By Gus Herrera
At their latest regular meeting, the Pasadena Unified School District’s (PUSD) Board of Education ratified a symbolic gesture of support for Pasadena’s citizen-driven effort to place a rent control charter amendment on the Nov. 6, 2018 ballot.
In a rare 4-0-3 vote (Board Members Roy Boulghourjian, Kimberly Kenne, Lawrence Torres abstained), the board approved Resolution 2448 – formally placing the school district in support of the Pasadena Fair and Equitable Housing Charter Amendment.
The proposed charter amendment, filed by the Pasadena Tenants Union (PTU) in November 2017, hopes to establish rent control for units that are part of multi-unit complexes, built prior to 1995.
According to a statement released by the PTU, the proposed rent control will be regulated by a five-person board, to be appointed by the city council. The board, which will operate independently of the city council and city attorney, “will establish regulations, determine the allowable annual rent adjustment, hear individual rent adjustment petitions, and go to court to enforce the measure.”
Landlords will still be able to raise rent annually, “by the percentage increase of the Consumer Price Index,” but any annual increase would be capped at 4.5 percent. The city currently has no cap on the amount of times a landlord can raise rent within a single year.
The proposed charter amendment will also include a “just cause” component, wherein landlords may not evict a tenant without citing a specific lease violation (i.e. non-payment of rent, unlawful activity, or other “serious causes”).
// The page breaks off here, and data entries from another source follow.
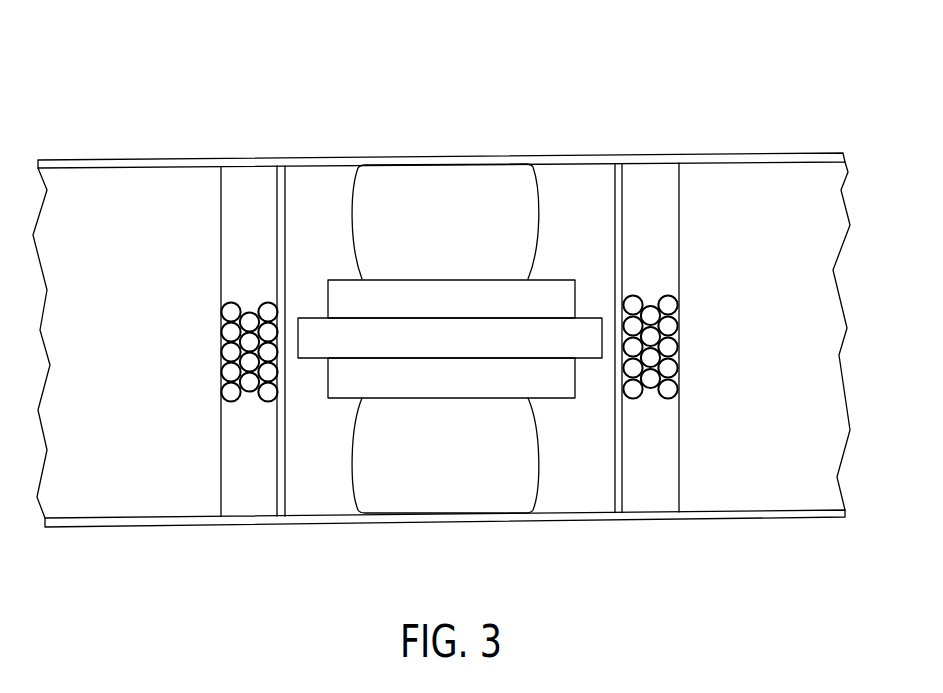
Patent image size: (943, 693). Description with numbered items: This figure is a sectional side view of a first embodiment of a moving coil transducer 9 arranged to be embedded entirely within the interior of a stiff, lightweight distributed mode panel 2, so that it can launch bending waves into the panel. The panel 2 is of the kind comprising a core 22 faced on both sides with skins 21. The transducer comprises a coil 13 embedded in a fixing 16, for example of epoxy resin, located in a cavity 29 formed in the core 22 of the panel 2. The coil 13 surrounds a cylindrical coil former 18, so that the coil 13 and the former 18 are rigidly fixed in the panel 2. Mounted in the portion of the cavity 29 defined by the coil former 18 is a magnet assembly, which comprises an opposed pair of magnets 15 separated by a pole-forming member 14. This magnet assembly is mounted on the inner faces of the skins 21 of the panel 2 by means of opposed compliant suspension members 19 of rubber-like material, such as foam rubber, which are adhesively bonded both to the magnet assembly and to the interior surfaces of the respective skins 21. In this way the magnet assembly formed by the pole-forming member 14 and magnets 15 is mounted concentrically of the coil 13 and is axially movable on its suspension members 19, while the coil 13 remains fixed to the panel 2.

The distributed mode panel 2 is at (441, 334).
The moving coil transducer 9 is at (442, 124).
The coil 13 is at (249, 386).
The pole-forming member 14 is at (310, 332).
The magnets 15 is at (553, 295).
The fixing 16 is at (246, 187).
The coil former 18 is at (285, 500).
The compliant suspension members 19 is at (497, 165).
The skins 21 is at (750, 153).
The core 22 is at (110, 187).
The cavity 29 is at (565, 496).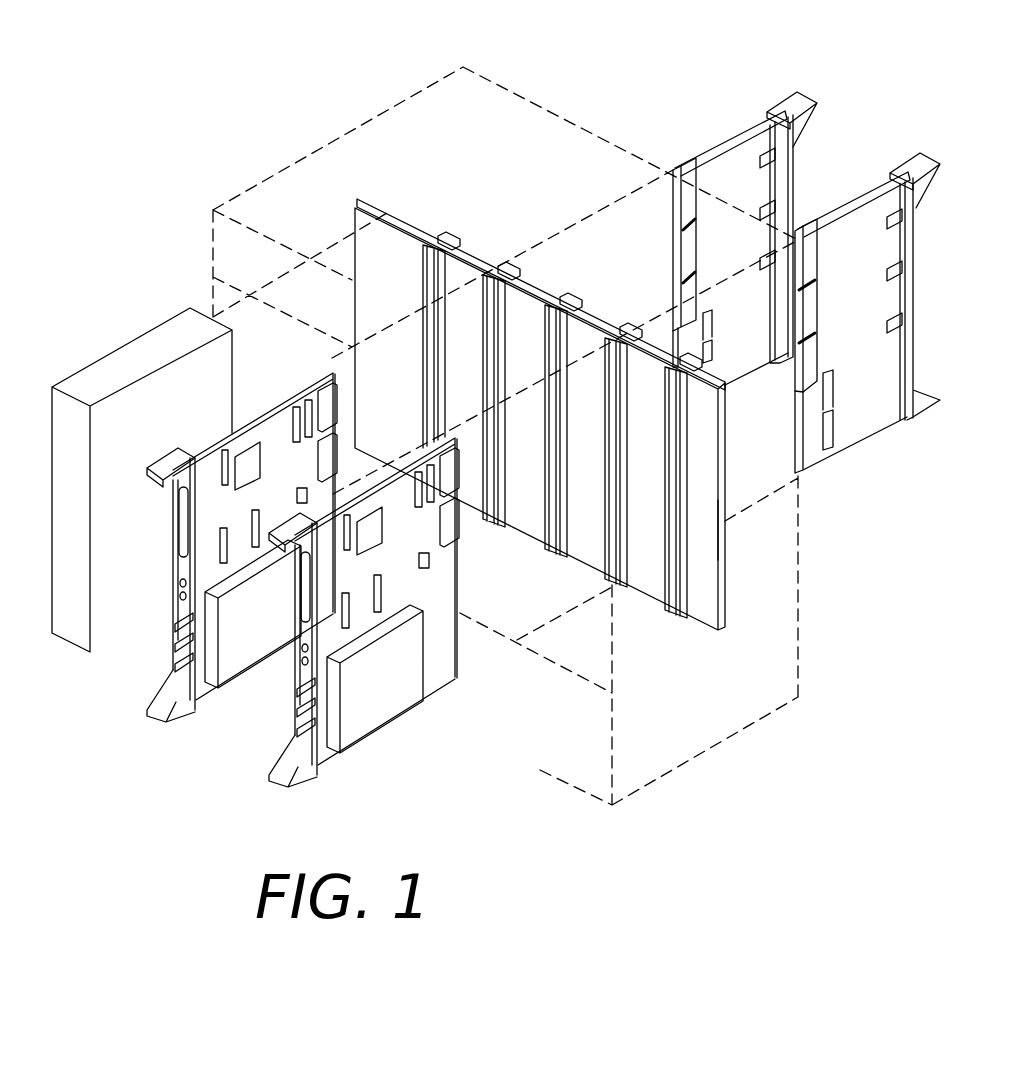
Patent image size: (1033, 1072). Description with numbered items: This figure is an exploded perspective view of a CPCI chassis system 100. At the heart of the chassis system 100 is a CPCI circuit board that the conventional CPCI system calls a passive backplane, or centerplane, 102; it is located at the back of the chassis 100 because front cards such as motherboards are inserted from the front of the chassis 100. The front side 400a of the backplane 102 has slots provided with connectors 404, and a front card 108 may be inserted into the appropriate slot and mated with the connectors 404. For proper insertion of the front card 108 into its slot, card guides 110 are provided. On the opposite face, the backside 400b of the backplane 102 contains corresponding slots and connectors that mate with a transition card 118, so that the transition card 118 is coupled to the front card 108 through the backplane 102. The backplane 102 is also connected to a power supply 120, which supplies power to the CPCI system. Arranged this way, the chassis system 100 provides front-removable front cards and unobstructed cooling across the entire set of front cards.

This stands in contrast to the city’s current provisions, under which a landlord “may evict good tenants without cause with as little as a 30-day notice in some cases,” per the PTU.
Landlords would also be “prohibited from retaliating or harassing their tenants for reporting violations of the measure.”
With the average rent for a one-bedroom unit having risen 51.7 percent in the past six years (according to the PTU), the idea of rent control has been percolating for quite some time now but has failed to gain traction with the mayor or city council (three of whom are known landlords).
That said, as a renter-majority city – the U.S. Census Bureau 2010-2014 American Community Survey revealed that 56 percent of Pasadena’s residents are renters – Pasadena has quickly witnessed the rise of a grassroots movement intent on imposing citizen-led legislation.
“Because city council has done nothing to address these concerns, city residents are now petitioning voters through a ballot initiative to provide housing stability for renters,” reads the PTU’s statement.
PUSD Board Member Scott Phelps, who placed the item on the meeting’s agenda, urged his colleagues to seize the opportunity to take some form of action, albeit symbolically, “here’s an opportunity where [we] could do something for the families that are leaving the district.”
Although Phelps recognized the uphill battle that the proposed charter amendment still faces to be placed on the ballot – volunteers must gather close to 13,000 signatures before the May deadline – and even acknowledged the mayor’s opposition to the charter amendment, he remained steadfast to the cause, “I just feel … as a board member … my job is to think about our families,” he said.
Board Member Patrick Cahalan, who revealed that his gut response “as a ‘policy wonk guy’ is to say ‘no’” to rent control, admitted that under the current circumstances rent control is indeed the appropriate policy tool to help the district.
“Nobody is going to deny that rents are crushingly high in Pasadena, they are absurdly high … this is something we can do … [it] is a symbolic gesture, but I think it’s kind of an important one in support of the families … that we have in this district,” he said.
Board Member Michelle Richardson-Bailey also supported the resolution, “I think we all agree that the housing issue in this community has had a direct impact on the decline of enrollment in our district.”
“I’m looking forward to … joining you all in the field,” said Bailey to the volunteers in the audience.
Board Member Elizabeth Pomeroy cast the fourth vote in support of the resolution, while Boulghourjian, Kenne, and Torres chose to abstain.